Roth said for this to be a criminal violation, Congress would have to approve changes to the Commodity Exchange Act. He said that while the NFA doesn't have a position on making it a criminal matter, "I don't know that we'd be opposed to that. We'd have to consider that."
Will Corzine Rule Take Effect?
However, some argue stringent requirements like Sarbanes-Oxley can backfire, creating a disincentive for companies to public or enter a certain industry. They say requirements like this can cause CEOs to have to micromanage the company.
“I’m not one for burdening CEOs with extraordinary and unreasonable auditing principles, but we can see the loss of this money has gone to the core of the viability of a multi-trillion dollar worldwide business,” said Greenberger.
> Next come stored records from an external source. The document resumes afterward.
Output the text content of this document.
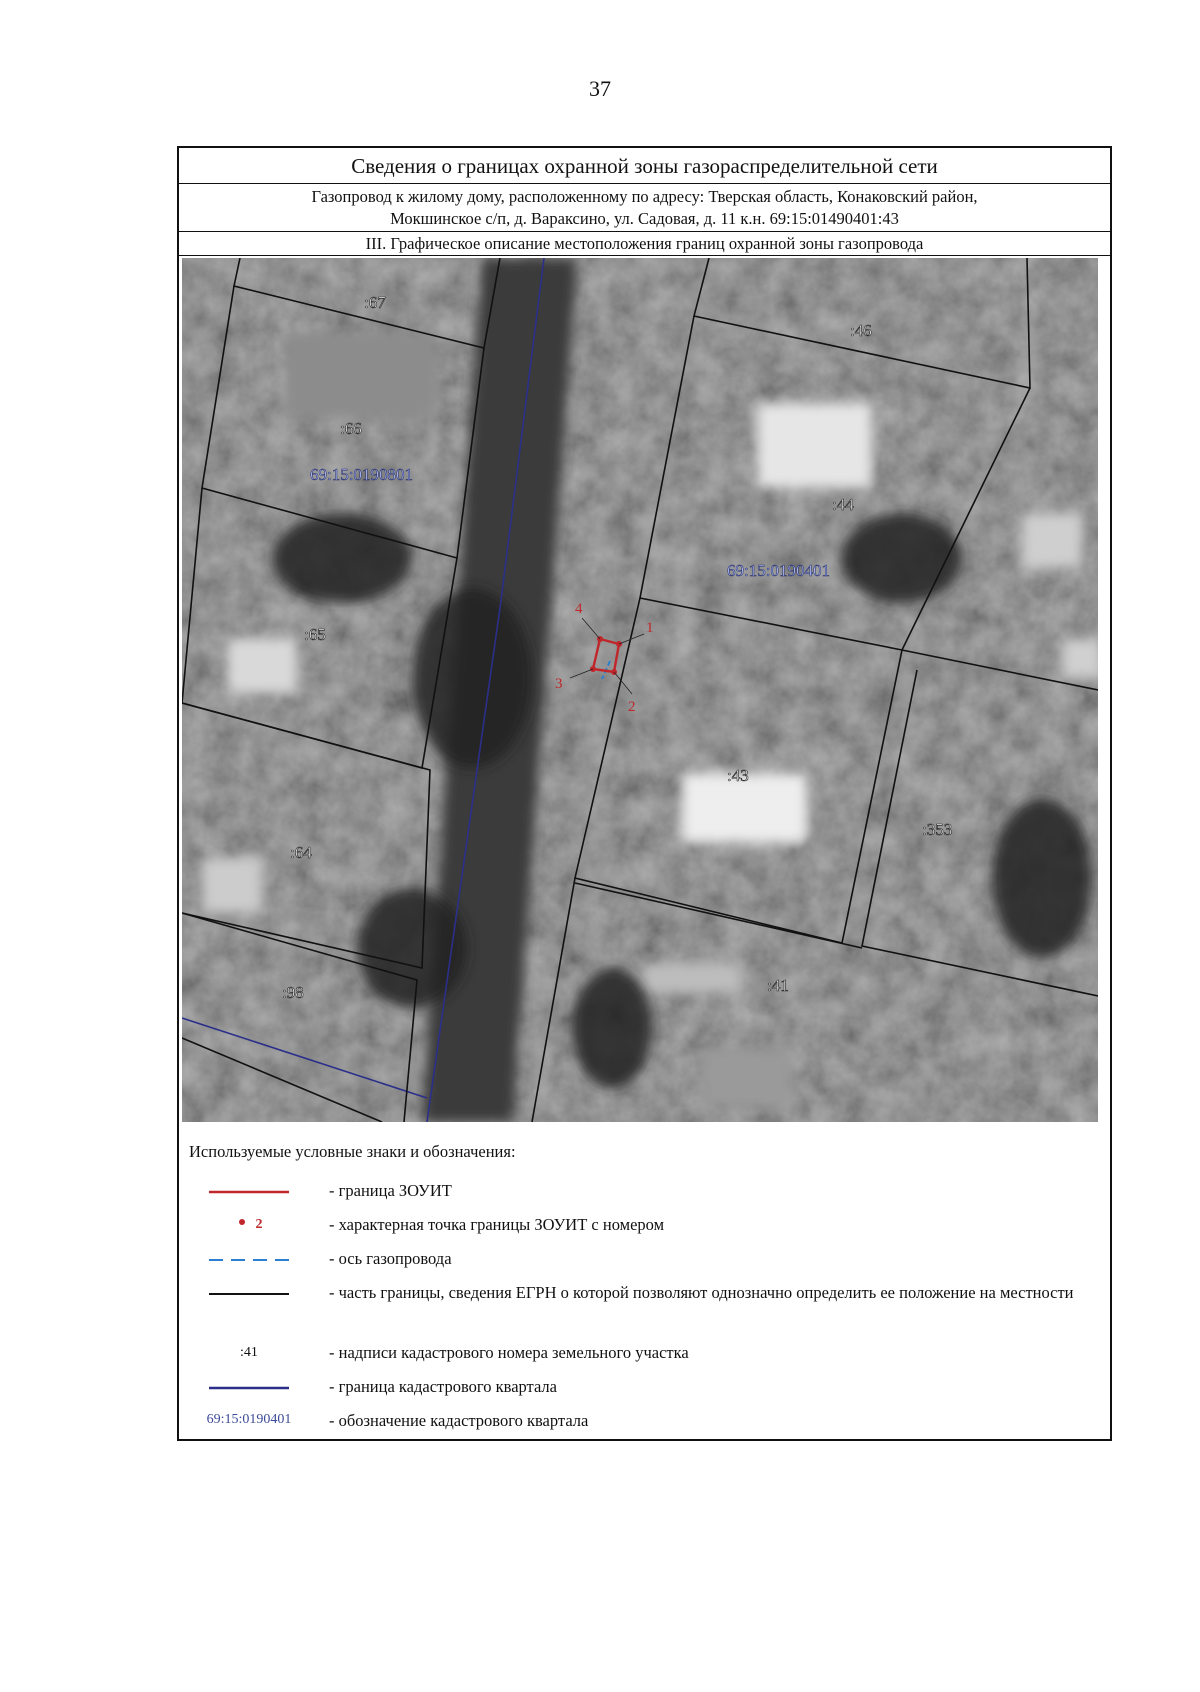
37
Сведения о границах охранной зоны газораспределительной сети
Газопровод к жилому дому, расположенному по адресу: Тверская область, Конаковский район,
Мокшинское с/п, д. Вараксино, ул. Садовая, д. 11 к.н. 69:15:01490401:43
III. Графическое описание местоположения границ охранной зоны газопровода
1
2
3
4
:67
:46
:66
:44
:65
:43
:353
:64
:41
:98
69:15:0190801
69:15:0190401
Используемые условные знаки и обозначения:
- граница ЗОУИТ
2	- характерная точка границы ЗОУИТ с номером
- ось газопровода
- часть границы, сведения ЕГРН о которой позволяют однозначно определить ее положение на местности
:41	- надписи кадастрового номера земельного участка
- граница кадастрового квартала
69:15:0190401	- обозначение кадастрового квартала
Roth said the NFA has reviewed the proposed rule with its members and "so far no one has felt it was an unreasonable burden on NFA firms."
In a sign of the widespread fallout of the MF Global debacle, earlier this month the CME Group, which was MF Global’s front-line regulator, announced the resignation of CEO Craig Donohue.
Roth said the NFA may take up the Corzine rule in May. If approved, the rule would then have to be submitted to the CFTC for approval there.
It’s not clear if the proposed Corzine rule and other potential regulations will ultimately be enacted, but it is apparent there is the political will for some major changes.
Lawmakers on both sides of the aisle have been taking up the cause of individuals who have money missing in the MF Global aftermath.
“This is a bipartisan concern,” said Greenberger. “MF Global messed with the wrong people here. You not only have the powerful interests of the buy side of this market, but you’ve got farmers and ranchers up in arms.”